経産省主催日系人向け就職説明会 正規社員として日本で長期雇用

経産省主催日系人向け就職説明会
会場の様子。興味がある各社のブースで説明を受ける参加者たち

人口減で日本の物作り維持が困難に

 日本の経済産業省主催の日系人向けの就職説明会が19、21日にサンパウロ(聖)市、20日にパラナ州マリンガ市でそれぞれ行われた。説明会には日本各地の素材製造系の企業7社、運送系企業1社となる計8社が参加。派遣ではなく、企業から直接雇用されるという近年では珍しい雇用形態が注目を集めた。会場には非日系人も説明を聞きに訪れ、平日にも関わらず19日の聖市会場には、約80人が説明会に参加した。

 今回の説明会開催に関し、経済産業省の製造産業局素形材産業室の岡本武史室長補佐に話を聞くと、「日本の人口減少が激しく、働ける若い層が加速度的に減っている。特にもの作り、製造業のなり手がおらず、日本のもの作りを維持するのが難しくなっている」と現状を説明した。「そこで日系ブラジル人に来てもらい、一緒に働いてもらおうということになった」と開催経緯を話した。説明会の特徴として「短期間の出稼ぎではなく、正規職員として勤務し、しっかり長期間働いてもらうこと。その場で面接もできること」という点を挙げた。
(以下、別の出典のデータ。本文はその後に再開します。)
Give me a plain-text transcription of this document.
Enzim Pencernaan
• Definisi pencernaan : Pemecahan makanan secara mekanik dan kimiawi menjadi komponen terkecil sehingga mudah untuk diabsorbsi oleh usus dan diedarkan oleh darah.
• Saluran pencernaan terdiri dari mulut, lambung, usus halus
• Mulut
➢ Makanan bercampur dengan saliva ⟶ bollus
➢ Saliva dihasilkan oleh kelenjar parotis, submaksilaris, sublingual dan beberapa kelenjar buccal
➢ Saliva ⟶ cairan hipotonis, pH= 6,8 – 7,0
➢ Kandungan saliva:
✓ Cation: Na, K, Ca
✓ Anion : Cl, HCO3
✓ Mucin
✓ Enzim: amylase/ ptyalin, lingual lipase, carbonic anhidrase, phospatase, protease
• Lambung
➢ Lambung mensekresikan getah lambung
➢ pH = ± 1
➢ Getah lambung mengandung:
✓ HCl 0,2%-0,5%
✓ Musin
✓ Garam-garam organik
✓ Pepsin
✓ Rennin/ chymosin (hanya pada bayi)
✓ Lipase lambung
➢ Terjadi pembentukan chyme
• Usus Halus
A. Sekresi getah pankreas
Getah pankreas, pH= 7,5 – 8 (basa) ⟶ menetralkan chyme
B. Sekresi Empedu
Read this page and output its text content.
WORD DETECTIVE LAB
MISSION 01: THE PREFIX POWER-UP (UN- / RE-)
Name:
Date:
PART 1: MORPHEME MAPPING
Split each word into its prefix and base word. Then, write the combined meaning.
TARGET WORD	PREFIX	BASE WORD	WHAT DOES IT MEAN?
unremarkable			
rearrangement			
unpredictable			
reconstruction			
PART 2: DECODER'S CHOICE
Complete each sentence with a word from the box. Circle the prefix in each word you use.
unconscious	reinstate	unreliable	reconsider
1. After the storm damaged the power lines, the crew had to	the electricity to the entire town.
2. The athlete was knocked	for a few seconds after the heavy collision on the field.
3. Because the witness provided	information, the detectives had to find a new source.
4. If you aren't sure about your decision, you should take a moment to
 説明会には、北は北海道、南は広島までの素材製造系企業7社と運送系企業1社計8社が参加。参加した各企業の担当者らに話を聞くと、人手不足は深刻で、募集をかけても応募がない、就業しても定着率が低いなどの声が上がった。また、人材確保のために参加したというよりは、事業拡大のため、さらに専門的な知識を持った技術者を求めて参加したという企業もあった。

 鋳造設備を行う愛知県の新東工業株式会社や、輸送用機器の製造を行う同県のDOWAサーモテック株式会社は共に技術者を求めて参加した。両企業では日本人職員の下につき働いてもらうのではなく、上に立って働ける人材を探しており、新東工業では「世界を飛び回るスーパーバイザーの役割をこなせる人材」、DOWA社では「一人で顧客の元へ行けるような人材」が求められた。

 DOWA社の金子将司企画室副部長は「もしかしたら良い人材は見つからないという不安もあったが、予期せず多くの人材が見つかった。技術的な分野に関しては、今後すり合わせていきたい」と笑顔を見せた。同社の説明を聞き、その後面接を行った日系3世の男性は「設備がすごく、大きな会社で驚いた。エンジニアをしているので、その技術を生かして同社で働けたら」と希望を述べた。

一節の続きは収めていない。